I'm ready for something a little scruffier now, so before dinner we stop in at Yamariki, an 85-year-old izakaya (a pub serving food) that's beloved by local salarymen for its chargrilled pork and its long-simmered pork-innard nikomi stew. The fragrant, intensely meaty broth goes down a little too easily with my sake shots, and I know I'll be revisiting this place in my food fantasies for weeks.
If izakaya food has an opposite, it would have to be kaiseki, the elaborate, picturesque, multicourse meal that has its origins and its most famous practitioners in Kyoto. Kaiseki is bound by rigid rules that govern which courses are served in which order, and kaiseki chefs usually hew close to their restaurant's house style of cooking. A growing number of restaurants in the U.S. do traditional kaiseki, but I haven't yet come across kappo, a less-hidebound but still ceremonious relative of kaiseki. Kappo chefs have more leeway in inventing dishes for a given night's series of decoratively plated courses, and kappo restaurants tend to be less formal and more affordable than kaiseki (though hardly inexpensive).

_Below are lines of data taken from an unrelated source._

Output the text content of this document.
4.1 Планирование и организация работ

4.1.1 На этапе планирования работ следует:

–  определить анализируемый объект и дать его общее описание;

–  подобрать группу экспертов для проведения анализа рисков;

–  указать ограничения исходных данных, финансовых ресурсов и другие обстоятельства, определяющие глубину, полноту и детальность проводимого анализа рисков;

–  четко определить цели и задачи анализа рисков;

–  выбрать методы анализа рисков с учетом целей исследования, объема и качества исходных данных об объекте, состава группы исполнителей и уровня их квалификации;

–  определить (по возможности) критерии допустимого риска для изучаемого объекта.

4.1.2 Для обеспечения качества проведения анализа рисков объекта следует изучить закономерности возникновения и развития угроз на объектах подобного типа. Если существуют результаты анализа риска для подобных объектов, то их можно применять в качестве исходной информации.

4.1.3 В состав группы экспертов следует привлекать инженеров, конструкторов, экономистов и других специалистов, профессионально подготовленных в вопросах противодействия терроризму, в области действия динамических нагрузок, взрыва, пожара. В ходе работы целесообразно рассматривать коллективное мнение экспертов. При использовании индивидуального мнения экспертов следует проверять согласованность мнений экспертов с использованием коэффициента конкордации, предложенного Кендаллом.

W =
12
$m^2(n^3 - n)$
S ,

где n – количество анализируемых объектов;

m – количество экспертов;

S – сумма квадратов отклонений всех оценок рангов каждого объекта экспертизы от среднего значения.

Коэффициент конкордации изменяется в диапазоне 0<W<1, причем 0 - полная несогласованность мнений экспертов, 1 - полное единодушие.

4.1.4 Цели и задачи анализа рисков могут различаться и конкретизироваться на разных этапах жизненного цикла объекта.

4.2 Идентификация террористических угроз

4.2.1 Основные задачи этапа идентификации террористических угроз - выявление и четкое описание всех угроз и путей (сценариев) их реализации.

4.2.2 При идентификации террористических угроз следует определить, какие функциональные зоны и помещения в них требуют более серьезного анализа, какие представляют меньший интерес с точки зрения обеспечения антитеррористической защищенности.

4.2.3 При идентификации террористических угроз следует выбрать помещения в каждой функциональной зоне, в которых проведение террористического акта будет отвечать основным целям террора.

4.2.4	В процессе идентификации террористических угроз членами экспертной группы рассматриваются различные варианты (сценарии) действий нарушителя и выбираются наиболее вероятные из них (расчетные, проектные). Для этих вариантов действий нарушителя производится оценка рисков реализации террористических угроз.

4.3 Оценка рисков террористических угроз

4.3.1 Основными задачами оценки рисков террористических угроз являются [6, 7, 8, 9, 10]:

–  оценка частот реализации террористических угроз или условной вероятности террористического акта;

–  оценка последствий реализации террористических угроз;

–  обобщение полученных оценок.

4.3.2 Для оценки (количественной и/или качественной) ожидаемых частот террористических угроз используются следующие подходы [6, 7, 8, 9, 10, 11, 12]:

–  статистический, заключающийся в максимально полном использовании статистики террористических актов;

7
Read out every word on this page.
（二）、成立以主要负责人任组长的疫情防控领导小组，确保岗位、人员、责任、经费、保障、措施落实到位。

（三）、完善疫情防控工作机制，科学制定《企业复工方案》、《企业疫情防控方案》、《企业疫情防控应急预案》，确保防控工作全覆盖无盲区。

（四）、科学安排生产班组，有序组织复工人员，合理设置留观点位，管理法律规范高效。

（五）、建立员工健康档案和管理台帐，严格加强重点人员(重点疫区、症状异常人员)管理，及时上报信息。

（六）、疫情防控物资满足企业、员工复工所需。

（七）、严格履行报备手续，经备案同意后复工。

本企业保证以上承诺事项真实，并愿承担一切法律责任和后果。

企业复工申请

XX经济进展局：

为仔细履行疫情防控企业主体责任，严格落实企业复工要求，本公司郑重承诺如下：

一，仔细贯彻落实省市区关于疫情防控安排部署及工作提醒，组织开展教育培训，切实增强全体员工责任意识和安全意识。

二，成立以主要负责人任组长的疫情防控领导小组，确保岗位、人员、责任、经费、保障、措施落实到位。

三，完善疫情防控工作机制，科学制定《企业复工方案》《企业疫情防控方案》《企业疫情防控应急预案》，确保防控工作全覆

Local star chef Hiromitsu Nozaki runs one of Tokyo's most respected kappo restaurants, Waketokuyama, and Pratt and I have booked seats tonight at the upstairs chef's counter, where one of chef Nozaki's young protégés, Ryuji Takemura, crafts each course and hands it over the bar. Even after our hypnotic tofu lunch and our pork-innard snack, this dinner sustains our attention over nine gorgeous courses. My favorites are the monkfish liver on green-soybean yuba (soy-milk skin), served with ponzu sauce and daikon radish grated with togarashi, a red pepper that represents one of the few spicy ingredients in Japanese cuisine; and the basket made of fried konbu seaweed, presented alongside uni-topped shimeji mushrooms and a sweetfish served with its own salted, fermented eggs.